URI: 
       # taz.de -- Schlechte Bezahlung für Leiharbeiter: Lohndumper sollen nachzahlen
       
       > Unionspolitiker wollen Lohndumper vor Nachzahlungen an ihre Angestellten
       > bewahren. Doch das Arbeitsministerium hält davon nichts.
       
   IMG Bild: Gelbe Karte: Protest gegen schlechte Bedingungen bei der Leiharbeit.
       
       BERLIN taz | Schlappe für den CDU-Wirtschaftsflügel: Das
       Bundesarbeitsministerium (BMAS) hat es in einer Verhandlungsrunde am
       Montagabend weiterhin abgelehnt, Firmen, die Lohndumping-Tarifverträge der
       Leiharbeitsgewerkschaft CGZP angewendet haben, vor Nachzahlungen von Lohn-
       und Sozialkassenbeiträgen zu schützen.
       
       Einige CDU-Abgeordnete, darunter Michael Fuchs und Joachim Pfeiffer, hatten
       für die Betriebe, "Vertrauensschutz" gefordert, um sie vor den
       Nachzahlungen zu bewahren.

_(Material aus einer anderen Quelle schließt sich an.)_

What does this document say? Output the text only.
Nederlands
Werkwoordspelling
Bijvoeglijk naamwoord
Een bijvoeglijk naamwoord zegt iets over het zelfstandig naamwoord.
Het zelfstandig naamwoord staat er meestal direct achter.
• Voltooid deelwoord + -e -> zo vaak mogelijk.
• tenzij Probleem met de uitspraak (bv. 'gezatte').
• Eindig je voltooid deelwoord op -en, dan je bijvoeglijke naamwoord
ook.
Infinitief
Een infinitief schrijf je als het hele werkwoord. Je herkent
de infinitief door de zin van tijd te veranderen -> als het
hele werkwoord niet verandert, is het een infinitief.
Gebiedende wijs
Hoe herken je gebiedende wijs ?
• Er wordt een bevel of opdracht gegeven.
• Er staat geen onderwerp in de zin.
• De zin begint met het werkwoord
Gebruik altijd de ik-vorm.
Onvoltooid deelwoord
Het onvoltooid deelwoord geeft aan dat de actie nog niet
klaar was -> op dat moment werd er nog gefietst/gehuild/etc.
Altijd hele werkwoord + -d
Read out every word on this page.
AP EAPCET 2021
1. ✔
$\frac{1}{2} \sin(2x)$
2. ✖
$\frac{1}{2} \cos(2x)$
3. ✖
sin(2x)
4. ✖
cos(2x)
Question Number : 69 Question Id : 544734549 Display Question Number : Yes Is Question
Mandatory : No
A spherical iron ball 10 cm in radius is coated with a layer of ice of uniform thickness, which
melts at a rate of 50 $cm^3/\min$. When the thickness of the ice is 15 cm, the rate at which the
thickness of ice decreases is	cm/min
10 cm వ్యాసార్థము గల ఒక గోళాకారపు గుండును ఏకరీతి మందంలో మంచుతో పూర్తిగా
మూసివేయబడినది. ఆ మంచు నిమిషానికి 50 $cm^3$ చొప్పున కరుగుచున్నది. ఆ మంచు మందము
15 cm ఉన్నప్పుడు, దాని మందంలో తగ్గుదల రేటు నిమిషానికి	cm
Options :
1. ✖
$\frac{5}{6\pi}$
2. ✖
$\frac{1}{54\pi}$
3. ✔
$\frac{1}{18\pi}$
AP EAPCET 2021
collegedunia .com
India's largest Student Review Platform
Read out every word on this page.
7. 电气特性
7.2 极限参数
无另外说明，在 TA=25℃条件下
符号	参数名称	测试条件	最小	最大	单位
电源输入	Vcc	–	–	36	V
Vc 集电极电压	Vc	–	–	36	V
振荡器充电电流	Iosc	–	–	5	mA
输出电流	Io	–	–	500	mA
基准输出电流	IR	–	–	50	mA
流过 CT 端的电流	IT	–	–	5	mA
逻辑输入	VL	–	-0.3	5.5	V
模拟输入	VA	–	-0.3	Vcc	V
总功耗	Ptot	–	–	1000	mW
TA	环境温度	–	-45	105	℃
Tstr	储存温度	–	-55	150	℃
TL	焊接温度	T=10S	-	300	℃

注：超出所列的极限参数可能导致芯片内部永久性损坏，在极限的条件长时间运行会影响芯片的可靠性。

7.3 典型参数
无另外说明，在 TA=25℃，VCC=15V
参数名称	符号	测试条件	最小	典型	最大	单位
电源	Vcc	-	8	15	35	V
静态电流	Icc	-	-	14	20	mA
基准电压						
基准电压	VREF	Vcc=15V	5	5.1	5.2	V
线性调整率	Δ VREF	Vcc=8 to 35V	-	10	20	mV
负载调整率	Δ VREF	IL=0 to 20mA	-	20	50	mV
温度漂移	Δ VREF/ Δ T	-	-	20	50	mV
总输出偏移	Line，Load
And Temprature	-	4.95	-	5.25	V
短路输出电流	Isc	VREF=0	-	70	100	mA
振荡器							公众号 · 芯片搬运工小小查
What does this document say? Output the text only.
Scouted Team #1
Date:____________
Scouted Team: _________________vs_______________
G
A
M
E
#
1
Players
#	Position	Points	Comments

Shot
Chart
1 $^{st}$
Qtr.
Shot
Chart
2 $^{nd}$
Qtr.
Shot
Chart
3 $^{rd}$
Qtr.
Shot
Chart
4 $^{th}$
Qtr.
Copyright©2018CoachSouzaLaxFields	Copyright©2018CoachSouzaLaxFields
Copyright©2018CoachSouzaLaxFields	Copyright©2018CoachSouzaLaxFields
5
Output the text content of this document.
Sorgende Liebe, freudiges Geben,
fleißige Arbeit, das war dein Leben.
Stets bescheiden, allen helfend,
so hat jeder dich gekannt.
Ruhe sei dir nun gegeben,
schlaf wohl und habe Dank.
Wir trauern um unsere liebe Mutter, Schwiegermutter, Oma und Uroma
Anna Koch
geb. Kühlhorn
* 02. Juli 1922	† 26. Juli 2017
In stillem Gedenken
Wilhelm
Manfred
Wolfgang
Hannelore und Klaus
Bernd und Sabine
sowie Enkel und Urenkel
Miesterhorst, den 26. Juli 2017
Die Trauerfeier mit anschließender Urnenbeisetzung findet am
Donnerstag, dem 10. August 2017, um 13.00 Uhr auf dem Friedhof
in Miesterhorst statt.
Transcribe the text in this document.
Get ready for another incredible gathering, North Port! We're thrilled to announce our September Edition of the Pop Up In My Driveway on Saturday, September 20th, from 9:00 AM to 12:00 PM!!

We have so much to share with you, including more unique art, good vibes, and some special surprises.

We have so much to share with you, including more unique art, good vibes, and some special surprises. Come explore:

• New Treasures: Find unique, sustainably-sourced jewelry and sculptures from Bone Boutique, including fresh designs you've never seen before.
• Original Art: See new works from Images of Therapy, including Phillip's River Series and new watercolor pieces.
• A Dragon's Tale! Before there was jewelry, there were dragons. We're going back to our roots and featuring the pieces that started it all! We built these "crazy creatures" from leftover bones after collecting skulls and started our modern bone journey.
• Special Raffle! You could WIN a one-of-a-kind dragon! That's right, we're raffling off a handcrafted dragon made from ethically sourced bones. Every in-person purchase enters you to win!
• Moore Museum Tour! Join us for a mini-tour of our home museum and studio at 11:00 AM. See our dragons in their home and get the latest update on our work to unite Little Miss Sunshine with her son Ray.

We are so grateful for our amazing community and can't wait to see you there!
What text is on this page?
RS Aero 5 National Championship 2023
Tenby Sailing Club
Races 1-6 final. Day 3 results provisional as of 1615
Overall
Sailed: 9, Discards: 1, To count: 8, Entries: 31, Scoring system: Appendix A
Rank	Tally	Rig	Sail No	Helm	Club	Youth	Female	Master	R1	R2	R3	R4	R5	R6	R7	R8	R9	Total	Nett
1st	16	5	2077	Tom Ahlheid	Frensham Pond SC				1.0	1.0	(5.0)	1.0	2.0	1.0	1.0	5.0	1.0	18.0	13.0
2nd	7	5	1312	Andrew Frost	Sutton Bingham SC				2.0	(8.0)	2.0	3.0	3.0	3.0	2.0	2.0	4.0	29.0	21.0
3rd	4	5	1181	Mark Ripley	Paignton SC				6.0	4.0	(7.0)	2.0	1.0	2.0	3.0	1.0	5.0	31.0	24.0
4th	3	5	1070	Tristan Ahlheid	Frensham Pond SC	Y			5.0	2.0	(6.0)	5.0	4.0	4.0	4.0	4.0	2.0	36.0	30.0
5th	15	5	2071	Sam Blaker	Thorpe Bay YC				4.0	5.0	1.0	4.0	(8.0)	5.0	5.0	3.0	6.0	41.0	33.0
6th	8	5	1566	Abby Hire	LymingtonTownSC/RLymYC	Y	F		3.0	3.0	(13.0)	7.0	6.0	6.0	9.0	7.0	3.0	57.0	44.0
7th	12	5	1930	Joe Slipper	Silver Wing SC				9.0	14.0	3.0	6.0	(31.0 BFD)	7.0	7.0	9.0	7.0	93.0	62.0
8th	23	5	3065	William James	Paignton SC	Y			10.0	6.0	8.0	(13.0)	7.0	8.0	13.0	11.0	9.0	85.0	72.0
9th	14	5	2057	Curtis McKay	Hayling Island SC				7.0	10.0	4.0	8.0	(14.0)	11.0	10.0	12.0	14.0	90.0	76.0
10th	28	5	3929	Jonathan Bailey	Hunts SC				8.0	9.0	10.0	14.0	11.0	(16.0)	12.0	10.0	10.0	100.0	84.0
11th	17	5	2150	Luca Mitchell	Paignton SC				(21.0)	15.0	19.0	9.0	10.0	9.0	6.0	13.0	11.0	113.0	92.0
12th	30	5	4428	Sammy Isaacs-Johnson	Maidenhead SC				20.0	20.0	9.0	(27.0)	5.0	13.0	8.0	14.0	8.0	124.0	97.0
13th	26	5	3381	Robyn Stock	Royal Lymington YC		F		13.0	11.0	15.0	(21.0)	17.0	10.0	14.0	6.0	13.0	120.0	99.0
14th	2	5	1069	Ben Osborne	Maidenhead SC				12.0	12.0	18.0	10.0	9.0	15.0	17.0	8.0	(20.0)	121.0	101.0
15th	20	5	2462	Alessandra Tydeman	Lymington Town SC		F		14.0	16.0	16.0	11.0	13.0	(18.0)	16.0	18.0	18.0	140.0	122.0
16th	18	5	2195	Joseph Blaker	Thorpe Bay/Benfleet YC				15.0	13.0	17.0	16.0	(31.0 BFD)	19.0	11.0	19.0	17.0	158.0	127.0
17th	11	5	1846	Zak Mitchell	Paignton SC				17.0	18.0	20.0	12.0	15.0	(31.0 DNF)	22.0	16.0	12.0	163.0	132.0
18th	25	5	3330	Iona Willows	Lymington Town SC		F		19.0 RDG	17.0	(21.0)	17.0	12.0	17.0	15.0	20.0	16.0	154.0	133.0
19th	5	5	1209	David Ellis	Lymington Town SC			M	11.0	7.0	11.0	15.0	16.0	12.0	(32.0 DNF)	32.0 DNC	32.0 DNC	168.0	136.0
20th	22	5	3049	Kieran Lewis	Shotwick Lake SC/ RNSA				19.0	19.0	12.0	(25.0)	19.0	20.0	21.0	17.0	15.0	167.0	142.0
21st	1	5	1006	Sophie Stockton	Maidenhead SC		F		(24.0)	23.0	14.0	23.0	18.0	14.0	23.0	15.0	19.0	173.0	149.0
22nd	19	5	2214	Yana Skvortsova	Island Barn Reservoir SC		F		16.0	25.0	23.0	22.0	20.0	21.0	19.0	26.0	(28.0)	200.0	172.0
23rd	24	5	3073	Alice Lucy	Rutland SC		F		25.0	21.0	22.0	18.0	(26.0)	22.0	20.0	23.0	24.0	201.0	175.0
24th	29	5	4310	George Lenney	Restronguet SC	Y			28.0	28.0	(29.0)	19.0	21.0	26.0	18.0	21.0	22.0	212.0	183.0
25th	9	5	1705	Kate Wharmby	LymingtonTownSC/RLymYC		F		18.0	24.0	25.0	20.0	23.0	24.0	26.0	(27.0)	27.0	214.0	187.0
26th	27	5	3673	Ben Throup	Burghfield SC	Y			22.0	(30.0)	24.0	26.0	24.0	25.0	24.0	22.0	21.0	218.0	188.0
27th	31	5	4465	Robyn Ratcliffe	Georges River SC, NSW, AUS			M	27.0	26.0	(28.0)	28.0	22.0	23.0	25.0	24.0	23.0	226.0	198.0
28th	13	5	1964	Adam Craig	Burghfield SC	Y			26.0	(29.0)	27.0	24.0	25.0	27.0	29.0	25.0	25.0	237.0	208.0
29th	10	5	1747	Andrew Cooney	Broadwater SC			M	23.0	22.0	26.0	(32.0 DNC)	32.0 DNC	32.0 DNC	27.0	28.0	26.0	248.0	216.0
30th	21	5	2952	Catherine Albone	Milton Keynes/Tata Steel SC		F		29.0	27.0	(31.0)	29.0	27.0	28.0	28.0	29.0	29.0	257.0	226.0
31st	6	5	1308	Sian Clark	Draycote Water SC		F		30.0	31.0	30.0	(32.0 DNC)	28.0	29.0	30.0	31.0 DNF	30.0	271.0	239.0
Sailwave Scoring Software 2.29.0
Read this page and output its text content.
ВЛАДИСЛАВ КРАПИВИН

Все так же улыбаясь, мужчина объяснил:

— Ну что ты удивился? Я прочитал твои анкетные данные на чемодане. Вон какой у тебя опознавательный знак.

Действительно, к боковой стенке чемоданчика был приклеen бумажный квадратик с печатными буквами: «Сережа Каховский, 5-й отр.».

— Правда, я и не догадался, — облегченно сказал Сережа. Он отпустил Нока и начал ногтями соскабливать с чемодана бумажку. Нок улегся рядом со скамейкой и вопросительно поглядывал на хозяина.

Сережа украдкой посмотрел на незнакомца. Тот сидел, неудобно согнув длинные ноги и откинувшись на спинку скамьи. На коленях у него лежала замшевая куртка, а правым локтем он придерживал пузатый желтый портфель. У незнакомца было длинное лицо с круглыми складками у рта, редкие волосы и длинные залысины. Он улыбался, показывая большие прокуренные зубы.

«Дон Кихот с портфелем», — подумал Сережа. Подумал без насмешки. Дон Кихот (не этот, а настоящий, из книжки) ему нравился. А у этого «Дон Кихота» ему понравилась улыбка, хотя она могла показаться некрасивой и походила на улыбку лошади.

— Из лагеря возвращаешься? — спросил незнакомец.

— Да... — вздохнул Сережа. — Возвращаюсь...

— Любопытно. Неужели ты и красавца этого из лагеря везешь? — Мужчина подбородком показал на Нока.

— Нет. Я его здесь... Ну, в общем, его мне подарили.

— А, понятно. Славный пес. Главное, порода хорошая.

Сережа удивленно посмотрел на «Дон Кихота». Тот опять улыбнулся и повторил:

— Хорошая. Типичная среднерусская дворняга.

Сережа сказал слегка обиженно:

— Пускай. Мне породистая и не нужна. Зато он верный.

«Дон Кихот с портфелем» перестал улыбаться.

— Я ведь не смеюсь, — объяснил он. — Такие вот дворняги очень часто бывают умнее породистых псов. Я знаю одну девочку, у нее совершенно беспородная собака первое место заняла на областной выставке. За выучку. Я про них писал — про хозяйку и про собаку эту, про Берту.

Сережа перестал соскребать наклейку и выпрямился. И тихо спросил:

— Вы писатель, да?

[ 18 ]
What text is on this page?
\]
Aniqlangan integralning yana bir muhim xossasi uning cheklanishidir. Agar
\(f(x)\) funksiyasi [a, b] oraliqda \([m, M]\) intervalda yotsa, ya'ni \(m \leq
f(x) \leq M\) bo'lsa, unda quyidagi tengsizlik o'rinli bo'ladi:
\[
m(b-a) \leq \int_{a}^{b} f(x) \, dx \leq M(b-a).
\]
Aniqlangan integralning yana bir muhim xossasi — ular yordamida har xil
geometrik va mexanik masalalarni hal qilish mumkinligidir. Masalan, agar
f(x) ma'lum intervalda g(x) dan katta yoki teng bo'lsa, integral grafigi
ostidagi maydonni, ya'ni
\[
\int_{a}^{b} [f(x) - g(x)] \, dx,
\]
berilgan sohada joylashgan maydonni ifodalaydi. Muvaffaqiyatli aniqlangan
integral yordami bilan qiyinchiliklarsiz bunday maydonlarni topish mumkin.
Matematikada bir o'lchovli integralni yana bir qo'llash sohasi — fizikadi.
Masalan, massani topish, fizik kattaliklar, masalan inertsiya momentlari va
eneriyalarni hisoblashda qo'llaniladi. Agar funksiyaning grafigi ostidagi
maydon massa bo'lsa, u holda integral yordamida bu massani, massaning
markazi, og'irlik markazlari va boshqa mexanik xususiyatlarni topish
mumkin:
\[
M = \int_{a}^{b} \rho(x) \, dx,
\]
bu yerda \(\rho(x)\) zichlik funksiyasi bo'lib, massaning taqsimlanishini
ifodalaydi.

So sollten massenhaften Insolvenzen abgewendet
       werden, argumentieren die Parlamentarier. "Wir sehen keine Anzeichen für
       eine Pleitewelle bei Leiharbeitsfirmen. Zudem ist die Rechtslage relativ
       eindeutig", sagte dazu jedoch Jens Flosdorff, Sprecher des BMAS, zur taz.
       
       Das Bundesarbeitsgericht (BAG) hatte im Dezember 2010 die CGZP für
       tarifunfähig erklärt. Die Gewerkschaft hatte Tarifverträge mit
       Stundenlöhnen von teilweise unter fünf Euro im Angebot. In Folge des
       Urteils hat die Deutsche Rentenversicherung Bund (DRV) bisher über 2.100
       Betriebe geprüft. Sie will so ausstehende Beiträge zu den Sozialkassen
       eintreiben.
       
       Weil nämlich die alten CGZP-Tarifverträge nicht mehr gelten, haben die
       Leiharbeiter Anspruch auf die oft deutlich höheren Löhne der
       Stammbeschäftigten - und die Sozialkassen auf entsprechend höhere
       Sozialversicherungsbeiträge. Den Kassen könnten zwei Milliarden Euro
       zustehen, besagen Schätzungen.
       
       Die CDU-Parlamentarier argumentieren unter anderem, dass
       Leiharbeitsunternehmen oder Entleihbetriebe durch die Nachforderungen
       unvorbereitet in die Pleite getrieben würden. Allerdings hat die DRV bei
       den über 2.100 Prüfungen gerade einmal 64 Insolvenzfälle ausgemacht. "Diese
       Anzahl ist nicht auffällig. Sie liegt sogar noch unter dem Schnitt der
       normalen Anzahl von Insolvenzfällen", so Flosdorff. Zudem seien einige
       Insolvenzen bereits vor der Prüfung durch die DRV beantragt worden. Im BMAS
       befürwortet man deswegen, dass die Rentenversicherung mit ihren Prüfungen
       fortfährt. "In Härtefällen gibt es die Möglichkeit einer Stundung", sagte
       Flosdorff.
       
       ## Wirtschaftsflügel fordert Amnestie
       
       Das Bundesarbeitsgericht will noch im Februar in einem sogenannten
       Beschlussverfahren feststellen, ob die Tarifunfähigkeit der CGZP bereits
       seit 2003, dem Jahr, in dem sie den ersten Tarifvertrag abschloss, bestand.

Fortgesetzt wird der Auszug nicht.